You can go a step further by using your Google+ account to create networks among guests to foster loyalty, attract and recruit people passionate about your brand, and keep abreast of happenings in your area by networking with nearby attractions.
#3: Give your guests a visual tour with Google Street View
Google’s popular Street View functionality isn’t restricted to, well, the street. Marketers looking for a new approach can give potential guests an engaging online tour of the hotel’s interior by using this innovative platform, also called Business View. With a collection of high-quality images, you’ll be able to put together a beautiful 3D showcase of your hotel for curious online viewers, and inspire greater confidence among potential guests.
According to a study done by TripAdvisor, good quality photos not only drive higher user engagement but are also a key component to the decision making process: compared to hotels without photos, hotels with at least one photo saw a 138% increase in travel engagement. If this is the impact an image can have, immersing your guest within a virtual tour could make booking at your hotel an even easier decision.

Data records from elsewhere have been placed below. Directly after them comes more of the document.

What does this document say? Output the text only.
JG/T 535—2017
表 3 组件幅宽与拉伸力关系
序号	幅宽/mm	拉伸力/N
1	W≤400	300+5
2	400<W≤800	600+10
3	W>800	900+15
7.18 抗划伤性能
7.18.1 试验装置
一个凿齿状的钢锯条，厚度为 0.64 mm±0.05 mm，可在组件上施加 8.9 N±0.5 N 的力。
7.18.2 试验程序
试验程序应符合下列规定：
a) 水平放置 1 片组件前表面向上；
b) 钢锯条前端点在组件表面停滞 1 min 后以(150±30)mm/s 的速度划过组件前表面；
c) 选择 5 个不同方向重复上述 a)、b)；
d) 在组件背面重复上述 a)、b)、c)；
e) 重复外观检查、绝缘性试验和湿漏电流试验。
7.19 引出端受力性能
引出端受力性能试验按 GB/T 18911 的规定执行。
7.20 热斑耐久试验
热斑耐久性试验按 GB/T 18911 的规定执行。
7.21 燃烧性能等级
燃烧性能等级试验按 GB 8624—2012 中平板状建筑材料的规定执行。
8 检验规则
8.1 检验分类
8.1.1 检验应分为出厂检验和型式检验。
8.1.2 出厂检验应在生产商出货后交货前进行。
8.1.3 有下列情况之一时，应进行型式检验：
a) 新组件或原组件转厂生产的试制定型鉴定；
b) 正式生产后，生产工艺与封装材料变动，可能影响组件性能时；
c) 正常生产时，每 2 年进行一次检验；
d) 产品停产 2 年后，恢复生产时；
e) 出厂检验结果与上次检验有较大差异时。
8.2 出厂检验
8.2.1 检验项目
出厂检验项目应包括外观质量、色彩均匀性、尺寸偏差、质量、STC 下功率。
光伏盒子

|The DoubleTree Club by Hilton Hotel Orange County Airport gives users a great interactive tour of their hotel|
It can offer an innovative, fresh way for your hotel to market itself. And remember, first impressions mean everything.
Google highly recommends hiring a professional to film the 360-degree tour. While this isn’t a free service, the lasting benefits in the long run will be worth the money spent now. Click here to find out more.
#4: Get even more traffic with Google Hotel Ads
If you want to take your Google search listings to the next level, consider using Google Hotel Ads. Google Hotel Ads can be used by OTAs or hotels themselves to make sure that their stock and prices are also listed across Google’s different platforms (searches, Maps, Google destinations, etc.).
Having a Hotel Ads account will also open the door to Google’s new Book on Google functionality. This feature will allow travellers to make a direct booking without leaving the main search results page. If you have a Hotel Ads campaign running, adding the ‘Book’ button is essentially a free service provided by Google.
What you need to know:
- To get started, you need to work through a ‘Hotel Ads Integration Partner’ (find one here). These are the guys who will give Google your hotel rates, availability information and manage your campaign.
- You can choose a PPC (pay per click) or commission based model
#5: Understanding Google’s new event search feature
Google is constantly looking for ways to improve the mobile user experience. As part of that quest, the search giant has been busying itself with a new event search feature that, much like point one mentioned above, will allow mobile users to enter a blanket search term like ‘events near me’, and return search results most relevant to their geographic location.
What you need to know:
- Google has partnered with a growing number event websites like Ticketmaster, Bandsintown, Eventful, Meetup, Yext, Vividseats, EventBrite, Seatgeek and a few more, to drive their search results.
- All you need to do to make sure you hotel’s events are displayed is sign up to one of these partners.
At the moment, it looks like this feature is being predominantly rolled out in the US, but keep an eye out for updates going forward.
As you can see, Google is far more than a simple traffic generator. The search giant is quickly becoming a ‘one-stop-shop’ for all things travel related, and if used properly, can help you increase your online footprint and attract more business.